Ainda adolescente, na zona Leste de BH, Djonga começou a escrever seus versos, e a realidade que se impunha diante de seus olhos naturalmente passou a ser inspiração de suas canções, que falam de racismo, violência policial, desigualdade social e outras tantas mazelas com as quais ele diz ter convivido por muitos anos e que lhe deram certa malícia para enfrentar o mundo. Djonga não fala disso com orgulho.

Preferia não ter visto amigos e amigas enfrentando tantas dificuldades. Preferia não ter tomado sua primeira batida policial aos 10 anos. “Passei meus venenos também, mas, de muitos ali, eu tinha uma condição melhor por minha mãe ser funcionária pública e ter tido alguma estabilidade”, o músico relembra. 

Por isso, por toda essa história de vida, é natural que ele proclame “Fogo nos racistas” ou reivindique o poder negro em uma apresentação poderosa e emblemática como a realizada na semana passada, durante o “MTV Miaw 2020”. Do alto de um prédio, ele cantou três músicas, e os bailarinos que o acompanhavam exibiram a frase “Parem de nos matar” em suas camisetas. “É uma guerra, né? Não sou o único que faz essas denúncias. São vários e várias”, alerta.

Desde que Djonga soltou “Heresia” na praça, em 13 de março de 2017, tudo que ele canta, diz ou escreve ganha repercussão monumental. E os números atestam esse fenômeno. No YouTube, suas músicas costumam ter entre 5 milhões e 10 milhões de acessos. O terceiro disco, “Ladrão”, de 2019, alcançou 15 milhões de reproduções na internet em apenas uma semana. “Histórias da Minha Área”, de março deste ano, bateu 3 milhões de visualizações no Spotify, em três dias, e 13 milhões no YouTube, em uma semana. 

E Djonga não para. Quando conversou com a reportagem, estava no Rio gravando músicas e dando sequência aos trabalhos de “Histórias da Minha Área”, “com muito cuidado, depois dos primeiros meses enclausurado, colocando o trampo em dia para não perder o ano”. Na correria entre uma agenda e outra, ele volta a falar sobre a indicação ao BET Hip Hop Awards.

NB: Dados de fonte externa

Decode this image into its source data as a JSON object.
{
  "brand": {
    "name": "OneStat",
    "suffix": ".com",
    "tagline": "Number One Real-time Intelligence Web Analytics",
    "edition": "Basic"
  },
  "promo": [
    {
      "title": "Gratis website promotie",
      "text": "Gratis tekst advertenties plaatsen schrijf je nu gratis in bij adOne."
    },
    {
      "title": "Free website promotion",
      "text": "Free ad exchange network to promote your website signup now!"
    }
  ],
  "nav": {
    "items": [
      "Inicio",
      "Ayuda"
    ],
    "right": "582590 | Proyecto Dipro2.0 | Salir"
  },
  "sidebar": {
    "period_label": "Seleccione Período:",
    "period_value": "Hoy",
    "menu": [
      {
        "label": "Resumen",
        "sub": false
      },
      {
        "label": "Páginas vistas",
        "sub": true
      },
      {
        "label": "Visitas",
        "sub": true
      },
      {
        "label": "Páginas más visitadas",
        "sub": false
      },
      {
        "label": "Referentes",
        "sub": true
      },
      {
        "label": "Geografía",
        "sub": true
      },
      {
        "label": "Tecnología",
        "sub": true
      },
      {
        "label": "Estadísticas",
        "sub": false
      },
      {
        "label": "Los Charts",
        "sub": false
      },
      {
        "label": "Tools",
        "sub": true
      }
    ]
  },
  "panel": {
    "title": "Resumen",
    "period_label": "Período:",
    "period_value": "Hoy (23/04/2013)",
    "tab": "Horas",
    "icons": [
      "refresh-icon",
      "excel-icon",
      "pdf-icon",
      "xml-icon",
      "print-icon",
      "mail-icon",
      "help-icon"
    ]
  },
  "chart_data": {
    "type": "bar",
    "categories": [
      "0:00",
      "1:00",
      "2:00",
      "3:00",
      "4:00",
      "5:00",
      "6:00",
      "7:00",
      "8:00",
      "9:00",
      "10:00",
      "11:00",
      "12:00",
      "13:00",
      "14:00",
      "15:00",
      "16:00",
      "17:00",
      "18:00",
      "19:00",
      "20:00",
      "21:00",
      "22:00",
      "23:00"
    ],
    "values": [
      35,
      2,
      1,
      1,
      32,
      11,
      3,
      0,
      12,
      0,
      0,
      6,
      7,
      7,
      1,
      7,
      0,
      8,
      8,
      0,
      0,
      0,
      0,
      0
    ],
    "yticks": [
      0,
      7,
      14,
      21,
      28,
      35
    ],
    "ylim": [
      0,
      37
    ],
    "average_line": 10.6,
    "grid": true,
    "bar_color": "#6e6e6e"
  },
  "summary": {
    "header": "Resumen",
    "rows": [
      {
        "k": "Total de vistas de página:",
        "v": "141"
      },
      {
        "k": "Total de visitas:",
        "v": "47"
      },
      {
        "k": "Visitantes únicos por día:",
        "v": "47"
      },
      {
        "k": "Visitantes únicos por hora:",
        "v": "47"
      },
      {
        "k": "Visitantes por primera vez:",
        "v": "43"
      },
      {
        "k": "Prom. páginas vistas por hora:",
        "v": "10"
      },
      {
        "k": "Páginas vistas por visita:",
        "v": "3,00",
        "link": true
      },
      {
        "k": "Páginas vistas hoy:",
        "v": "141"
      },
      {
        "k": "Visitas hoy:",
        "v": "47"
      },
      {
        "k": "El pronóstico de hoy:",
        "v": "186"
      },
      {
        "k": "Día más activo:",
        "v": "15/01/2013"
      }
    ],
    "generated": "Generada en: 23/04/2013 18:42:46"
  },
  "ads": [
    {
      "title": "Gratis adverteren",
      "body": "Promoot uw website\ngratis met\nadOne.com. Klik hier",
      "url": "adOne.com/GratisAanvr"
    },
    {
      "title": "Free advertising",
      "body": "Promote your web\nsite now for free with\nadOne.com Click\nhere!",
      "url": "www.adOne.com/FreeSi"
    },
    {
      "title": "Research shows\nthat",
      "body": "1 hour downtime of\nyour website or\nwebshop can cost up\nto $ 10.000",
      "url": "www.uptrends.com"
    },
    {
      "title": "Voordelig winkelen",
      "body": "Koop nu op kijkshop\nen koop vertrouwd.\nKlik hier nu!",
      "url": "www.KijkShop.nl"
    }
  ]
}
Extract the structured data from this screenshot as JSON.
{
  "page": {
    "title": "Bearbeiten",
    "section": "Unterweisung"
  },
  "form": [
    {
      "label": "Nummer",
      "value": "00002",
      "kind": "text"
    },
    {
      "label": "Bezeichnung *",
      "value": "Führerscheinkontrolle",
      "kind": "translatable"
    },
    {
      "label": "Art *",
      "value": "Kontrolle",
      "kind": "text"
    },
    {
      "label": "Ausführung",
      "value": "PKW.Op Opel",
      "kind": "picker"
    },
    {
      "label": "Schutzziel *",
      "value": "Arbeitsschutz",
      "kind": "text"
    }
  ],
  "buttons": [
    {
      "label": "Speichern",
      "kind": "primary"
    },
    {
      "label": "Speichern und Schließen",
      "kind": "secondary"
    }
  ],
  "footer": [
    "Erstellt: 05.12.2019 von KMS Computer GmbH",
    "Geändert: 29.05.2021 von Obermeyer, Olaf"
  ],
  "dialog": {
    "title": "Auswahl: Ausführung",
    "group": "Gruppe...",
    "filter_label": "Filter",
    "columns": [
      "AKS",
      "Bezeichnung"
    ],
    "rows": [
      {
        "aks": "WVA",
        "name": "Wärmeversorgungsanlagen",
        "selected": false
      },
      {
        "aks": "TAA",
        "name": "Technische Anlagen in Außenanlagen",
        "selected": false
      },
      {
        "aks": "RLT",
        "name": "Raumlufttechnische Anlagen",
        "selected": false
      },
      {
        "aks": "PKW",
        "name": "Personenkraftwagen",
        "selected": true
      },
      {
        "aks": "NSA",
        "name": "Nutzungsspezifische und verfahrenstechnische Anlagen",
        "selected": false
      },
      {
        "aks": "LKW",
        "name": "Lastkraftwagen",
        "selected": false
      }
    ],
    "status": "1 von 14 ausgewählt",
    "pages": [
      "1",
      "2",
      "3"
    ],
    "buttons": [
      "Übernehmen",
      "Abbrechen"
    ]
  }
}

“É um passo importante conseguir chamar a atenção do mundo inteiro falando as coisas que eu falo, fazendo as denúncias que faço. É um passo importante não só para mim, mas para o hip-hop e a música nacional”, ressalta.

Djonga convive com a necessidade natural de cantar sobre injustiças e o caos ao mesmo tempo em que, ao se autointitular romântico, mas não inocente, acredita numa mudança que também passa pela arte e pela tomada de consciência coletiva, mas sem sentimentalismo. “Esperança é coisa de rico”, ele diz.